Other key differences between XML and HTML are case-sensitivity,
attribute quoting, and whitespace. In HTML,
<B> and <b> are the
same bold tag; in XML, they're two different tags.
In HTML, you can often omit quotation marks around attributes; XML,
however, requires them. So, you must always write:
<element attribute="value">
Additionally,
HTML parsers generally ignore whitespace, so a run of 20 consecutive
spaces is treated the same as one space. XML parsers preserve
whitespace, unless explicitly
instructed otherwise. Because all elements must be closed, empty
elements must end with />. For instance in
HTML, the line break is <br>, while in XML,
it's written as <br
/>.[9]
There is another restriction on XML documents. Since XML documents
can be parsed into a tree of elements, the outermost element is known
as the root element
. Just as a tree has only one trunk,
an XML document must have exactly one root element. In the previous
book example, this means chapters must be bundled inside a book tag.
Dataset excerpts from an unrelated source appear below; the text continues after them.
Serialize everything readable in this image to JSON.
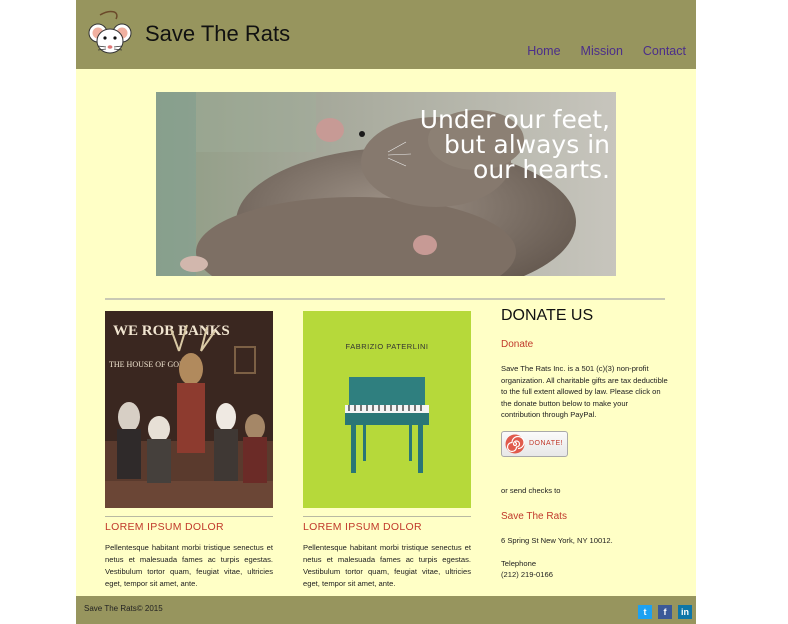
{
  "site": {
    "title": "Save The Rats"
  },
  "nav": {
    "items": [
      "Home",
      "Mission",
      "Contact"
    ]
  },
  "hero": {
    "lines": [
      "Under our feet,",
      "but always in",
      "our hearts."
    ]
  },
  "cards": [
    {
      "art_caption": "WE ROB BANKS",
      "art_sub": "THE HOUSE OF GONZO",
      "title": "LOREM IPSUM DOLOR",
      "text": "Pellentesque habitant morbi tristique senectus et netus et malesuada fames ac turpis egestas. Vestibulum tortor quam, feugiat vitae, ultricies eget, tempor sit amet, ante."
    },
    {
      "art_caption": "FABRIZIO PATERLINI",
      "title": "LOREM IPSUM DOLOR",
      "text": "Pellentesque habitant morbi tristique senectus et netus et malesuada fames ac turpis egestas. Vestibulum tortor quam, feugiat vitae, ultricies eget, tempor sit amet, ante."
    }
  ],
  "donate": {
    "heading": "DONATE US",
    "subheading": "Donate",
    "description": "Save The Rats Inc. is a 501 (c)(3) non-profit organization. All charitable gifts are tax deductible to the full extent allowed by law. Please click on the donate button below to make your contribution through PayPal.",
    "button_label": "DONATE!",
    "checks_text": "or send checks to",
    "org_name": "Save The Rats",
    "address": "6 Spring St New York, NY 10012.",
    "phone_label": "Telephone",
    "phone": "(212) 219-0166"
  },
  "footer": {
    "copyright": "Save The Rats© 2015",
    "social": [
      {
        "name": "twitter",
        "glyph": "t",
        "color": "#1da1f2"
      },
      {
        "name": "facebook",
        "glyph": "f",
        "color": "#3b5998"
      },
      {
        "name": "linkedin",
        "glyph": "in",
        "color": "#0e76a8"
      }
    ]
  },
  "colors": {
    "header": "#97955e",
    "page": "#ffffc6",
    "accent_red": "#c0392b",
    "nav_link": "#4b2e8a"
  }
}
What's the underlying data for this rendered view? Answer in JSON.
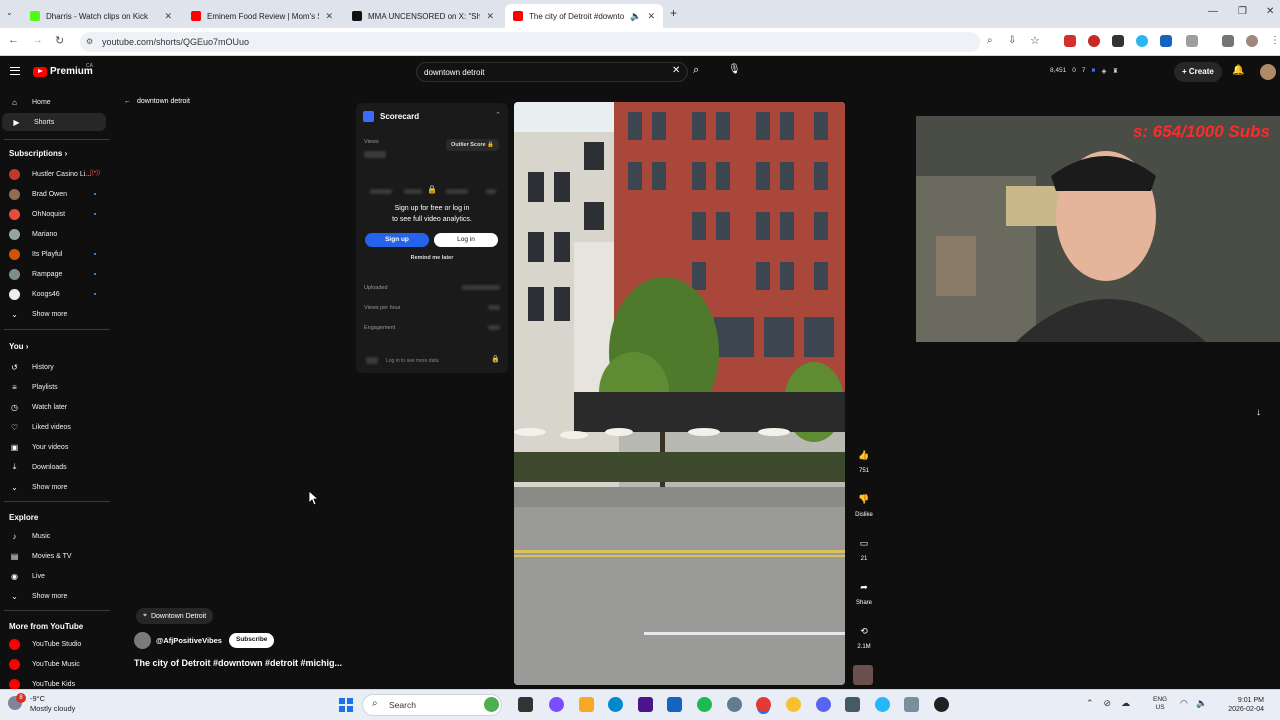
{
  "browser": {
    "tabs": [
      {
        "title": "Dharris - Watch clips on Kick",
        "favicon_color": "#53fc18",
        "active": false
      },
      {
        "title": "Eminem Food Review | Mom's S",
        "favicon_color": "#ff0000",
        "active": false
      },
      {
        "title": "MMA UNCENSORED on X: \"Sha",
        "favicon_color": "#111111",
        "active": false
      },
      {
        "title": "The city of Detroit #downto",
        "favicon_color": "#ff0000",
        "active": true
      }
    ],
    "url": "youtube.com/shorts/QGEuo7mOUuo"
  },
  "youtube": {
    "logo_text": "Premium",
    "country_code": "CA",
    "search_value": "downtown detroit",
    "stats": [
      "8,451",
      "0",
      "7"
    ],
    "create_label": "Create",
    "sidebar": {
      "main": [
        {
          "label": "Home",
          "icon": "home-icon",
          "glyph": "⌂"
        },
        {
          "label": "Shorts",
          "icon": "shorts-icon",
          "glyph": "▶"
        }
      ],
      "subscriptions_header": "Subscriptions",
      "subscriptions": [
        {
          "label": "Hustler Casino Li...",
          "color": "#c0392b",
          "live": true
        },
        {
          "label": "Brad Owen",
          "color": "#8e6e53",
          "live": false
        },
        {
          "label": "OhNoquist",
          "color": "#e74c3c",
          "live": false
        },
        {
          "label": "Mariano",
          "color": "#95a5a6",
          "live": false
        },
        {
          "label": "Its Playful",
          "color": "#d35400",
          "live": false
        },
        {
          "label": "Rampage",
          "color": "#7f8c8d",
          "live": false
        },
        {
          "label": "Koogs46",
          "color": "#ecf0f1",
          "live": false
        }
      ],
      "show_more": "Show more",
      "you_header": "You",
      "you": [
        {
          "label": "History",
          "icon": "history-icon",
          "glyph": "↺"
        },
        {
          "label": "Playlists",
          "icon": "playlists-icon",
          "glyph": "≡"
        },
        {
          "label": "Watch later",
          "icon": "watch-later-icon",
          "glyph": "◷"
        },
        {
          "label": "Liked videos",
          "icon": "liked-videos-icon",
          "glyph": "👍"
        },
        {
          "label": "Your videos",
          "icon": "your-videos-icon",
          "glyph": "▣"
        },
        {
          "label": "Downloads",
          "icon": "downloads-icon",
          "glyph": "⤓"
        }
      ],
      "explore_header": "Explore",
      "explore": [
        {
          "label": "Music",
          "icon": "music-icon",
          "glyph": "♪"
        },
        {
          "label": "Movies & TV",
          "icon": "movies-icon",
          "glyph": "▤"
        },
        {
          "label": "Live",
          "icon": "live-icon",
          "glyph": "◉"
        }
      ],
      "more_header": "More from YouTube",
      "more": [
        {
          "label": "YouTube Studio",
          "color": "#ff0000"
        },
        {
          "label": "YouTube Music",
          "color": "#ff0000"
        },
        {
          "label": "YouTube Kids",
          "color": "#ff0000"
        }
      ]
    },
    "back_label": "downtown detroit",
    "scorecard": {
      "title": "Scorecard",
      "views_label": "Views",
      "outlier_label": "Outlier Score",
      "cta_line1": "Sign up for free or log in",
      "cta_line2": "to see full video analytics.",
      "signup_label": "Sign up",
      "login_label": "Log in",
      "remind_label": "Remind me later",
      "uploaded_label": "Uploaded",
      "views_per_hour_label": "Views per hour",
      "engagement_label": "Engagement",
      "footer_label": "Log in to see more data"
    },
    "actions": {
      "likes": "751",
      "dislike_label": "Dislike",
      "comments": "21",
      "share_label": "Share",
      "remix_count": "2.1M"
    },
    "webcam_overlay": "s: 654/1000 Subs",
    "video_info": {
      "location": "Downtown Detroit",
      "channel": "@AfjPositiveVibes",
      "subscribe_label": "Subscribe",
      "title": "The city of Detroit #downtown #detroit #michig..."
    }
  },
  "taskbar": {
    "weather_temp": "-9°C",
    "weather_desc": "Mostly cloudy",
    "weather_badge": "8",
    "search_placeholder": "Search",
    "lang_line1": "ENG",
    "lang_line2": "US",
    "time": "9:01 PM",
    "date": "2026-02-04"
  }
}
If you want to place multiple books inside a document, you need to
package them inside a bookcase or another container. This limitation
applies only to the document root. Again, just like trees can have
multiple branches off of the trunk, it's legal to
store multiple books inside a bookcase.
This chapter doesn't aim to teach you XML; for an
introduction to XML, see Learning XML, by Erik
T. Ray. A solid nuts-and-bolts guide to all aspects of XML is
XML in a Nutshell, by Elliotte Rusty Harold and
W. Scott Means. Both books are published by O'Reilly
& Associates.
Now that we've covered the rules,
here's an example: if you are a librarian and want
to convert your card catalog to XML, start with this basic set of XML
tags:
<book>
<title>PHP Cookbook</title>
<author>Sklar, David and Trachtenberg, Adam</author>
<subject>PHP</subject>
</book>
From there, you can add new elements or modify existing ones. For
example, <author> can be divided into first
and last name, or you can allow for multiple records so two authors
aren't placed in one field.
The first three recipes in this chapter cover writing and reading
XML. Recipe 12.2 shows how to write XML
without additional tools. To use the DOM XML extension to write XML
in a standardized fashion, see Recipe 12.3.
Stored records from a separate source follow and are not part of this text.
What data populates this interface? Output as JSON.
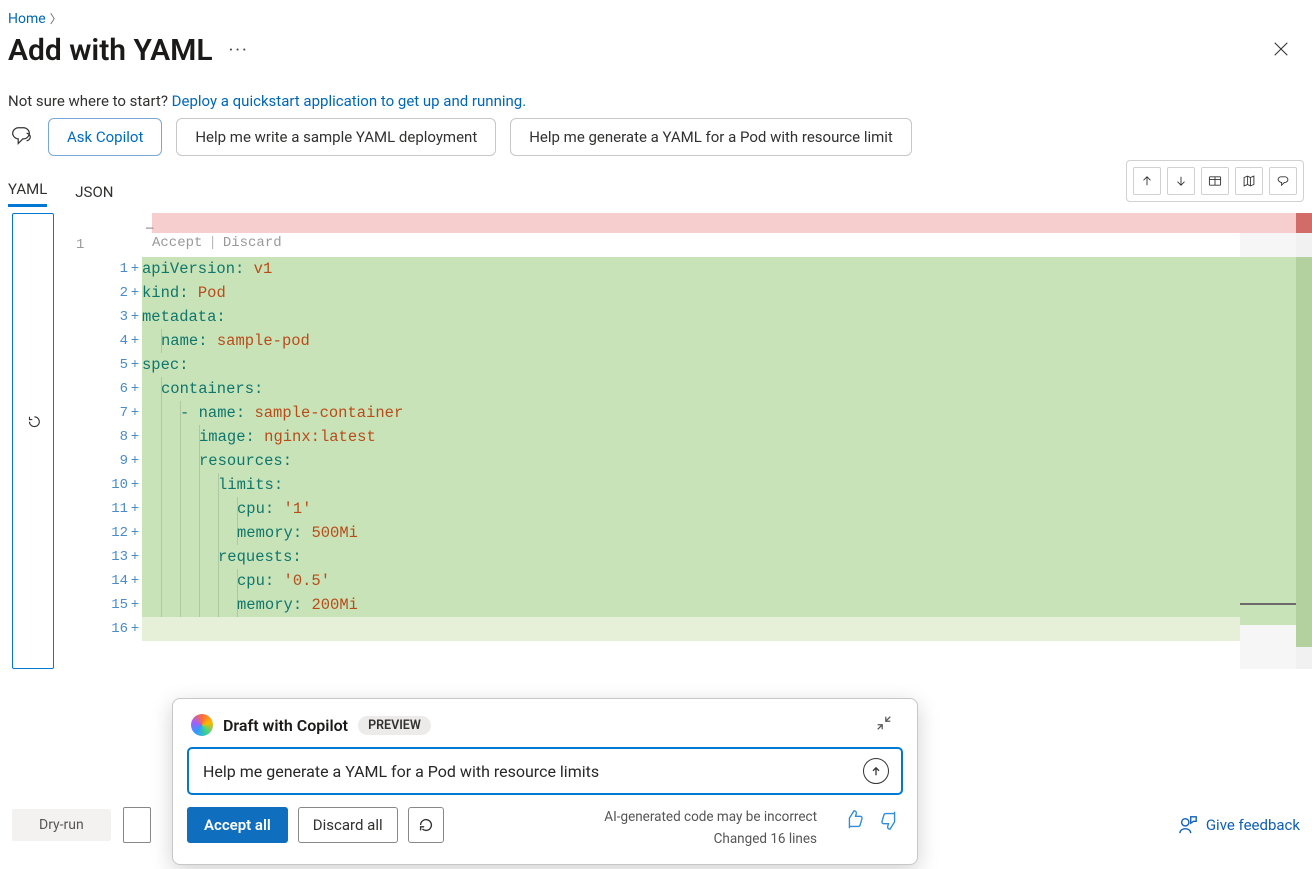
{
  "breadcrumb": {
    "home": "Home"
  },
  "page": {
    "title": "Add with YAML",
    "hint_prefix": "Not sure where to start?  ",
    "hint_link": "Deploy a quickstart application to get up and running."
  },
  "prompts": {
    "ask": "Ask Copilot",
    "p1": "Help me write a sample YAML deployment",
    "p2": "Help me generate a YAML for a Pod with resource limit"
  },
  "tabs": {
    "yaml": "YAML",
    "json": "JSON"
  },
  "editor": {
    "codelens_accept": "Accept",
    "codelens_discard": "Discard",
    "line_old": "1",
    "yaml_lines": [
      {
        "n": 1,
        "tokens": [
          [
            "key",
            "apiVersion"
          ],
          [
            "colon",
            ":"
          ],
          [
            "plain",
            " "
          ],
          [
            "str",
            "v1"
          ]
        ]
      },
      {
        "n": 2,
        "tokens": [
          [
            "key",
            "kind"
          ],
          [
            "colon",
            ":"
          ],
          [
            "plain",
            " "
          ],
          [
            "str",
            "Pod"
          ]
        ]
      },
      {
        "n": 3,
        "tokens": [
          [
            "key",
            "metadata"
          ],
          [
            "colon",
            ":"
          ]
        ]
      },
      {
        "n": 4,
        "indent": 1,
        "tokens": [
          [
            "key",
            "name"
          ],
          [
            "colon",
            ":"
          ],
          [
            "plain",
            " "
          ],
          [
            "str",
            "sample-pod"
          ]
        ]
      },
      {
        "n": 5,
        "tokens": [
          [
            "key",
            "spec"
          ],
          [
            "colon",
            ":"
          ]
        ]
      },
      {
        "n": 6,
        "indent": 1,
        "tokens": [
          [
            "key",
            "containers"
          ],
          [
            "colon",
            ":"
          ]
        ]
      },
      {
        "n": 7,
        "indent": 2,
        "tokens": [
          [
            "dash",
            "- "
          ],
          [
            "key",
            "name"
          ],
          [
            "colon",
            ":"
          ],
          [
            "plain",
            " "
          ],
          [
            "str",
            "sample-container"
          ]
        ]
      },
      {
        "n": 8,
        "indent": 3,
        "tokens": [
          [
            "key",
            "image"
          ],
          [
            "colon",
            ":"
          ],
          [
            "plain",
            " "
          ],
          [
            "str",
            "nginx:latest"
          ]
        ]
      },
      {
        "n": 9,
        "indent": 3,
        "tokens": [
          [
            "key",
            "resources"
          ],
          [
            "colon",
            ":"
          ]
        ]
      },
      {
        "n": 10,
        "indent": 4,
        "tokens": [
          [
            "key",
            "limits"
          ],
          [
            "colon",
            ":"
          ]
        ]
      },
      {
        "n": 11,
        "indent": 5,
        "tokens": [
          [
            "key",
            "cpu"
          ],
          [
            "colon",
            ":"
          ],
          [
            "plain",
            " "
          ],
          [
            "str",
            "'1'"
          ]
        ]
      },
      {
        "n": 12,
        "indent": 5,
        "tokens": [
          [
            "key",
            "memory"
          ],
          [
            "colon",
            ":"
          ],
          [
            "plain",
            " "
          ],
          [
            "str",
            "500Mi"
          ]
        ]
      },
      {
        "n": 13,
        "indent": 4,
        "tokens": [
          [
            "key",
            "requests"
          ],
          [
            "colon",
            ":"
          ]
        ]
      },
      {
        "n": 14,
        "indent": 5,
        "tokens": [
          [
            "key",
            "cpu"
          ],
          [
            "colon",
            ":"
          ],
          [
            "plain",
            " "
          ],
          [
            "str",
            "'0.5'"
          ]
        ]
      },
      {
        "n": 15,
        "indent": 5,
        "tokens": [
          [
            "key",
            "memory"
          ],
          [
            "colon",
            ":"
          ],
          [
            "plain",
            " "
          ],
          [
            "str",
            "200Mi"
          ]
        ]
      },
      {
        "n": 16,
        "indent": 0,
        "tokens": []
      }
    ]
  },
  "copilot": {
    "title": "Draft with Copilot",
    "badge": "PREVIEW",
    "input_value": "Help me generate a YAML for a Pod with resource limits",
    "accept": "Accept all",
    "discard": "Discard all",
    "meta1": "AI-generated code may be incorrect",
    "meta2": "Changed 16 lines"
  },
  "footer": {
    "dryrun": "Dry-run",
    "feedback": "Give feedback"
  }
}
Reading XML using DOM is the topic of Recipe 12.4.
But XML isn't an end by itself. Once
you've gathered all your XML, the real question is
"What do you do with it?" With an
event-based parser, as described in Recipe 12.5, you can make element tags trigger actions,
such as storing data into easily manipulated structures or
reformatting the text.
With XSLT, you can take a XSL stylesheet and turn
XML
into viewable output. By separating content from presentation, you
can make one stylesheet for web browsers, another for PDAs, and a
third for cell phones, all without changing the content itself. This
is the subject of Recipe 12.6.
You can use a protocol such as
XML-RPC or SOAP to exchange XML
messages between yourself and a server, or to act as a server
yourself. You can thus put your card catalog on the Internet and
allow other programmers to query the catalog and retrieve book
records in a format that's easy for them to parse
and display in their applications. Another use would be to set up an
RSS feed that gets updated whenever the library gets a new book in
stock. XML-RPC clients and servers are the subjects of Recipe 12.7 and Recipe 12.8,
respectively. Recipe 12.9 and Recipe 12.10 cover SOAP clients and servers. WDDX, a data
exchange format that originated with the ColdFusion language, is the
topic of Recipe 12.11. Reading RSS feeds, a
popular XML-based headline syndication format, is covered in Recipe 12.12.
As with many bleeding-edge technologies, some of
PHP's XML tools are not feature-complete and
bug-free. However, XML is an area of active development in the PHP
community; new features are added and bugs are fixed on a regular
basis. As a result, many XML functions documented here are still
experimental. Sometimes, all that means is that the function is 99%
complete, but there may be a few small bugs lying around. Other
times, it means that the name or the behavior of the function could
be completely changed. If a function is in a highly unstable state,
we mention it in the recipe.
We've documented the functions as
they're currently planned to work in PHP 4.3.
Because XML is such an important area, it made no sense to omit these
recipes from the book. Also, we wanted to make sure that the latest
functions are used in our examples. This can, however, lead to small
problems if the function names and prototypes change. If you find
that a recipe isn't working as
you'd expect it to, please check the online PHP
manual or the errata section of the catalog page for the
PHP Cookbook,
http://www.oreilly.com/catalog/phpckbk.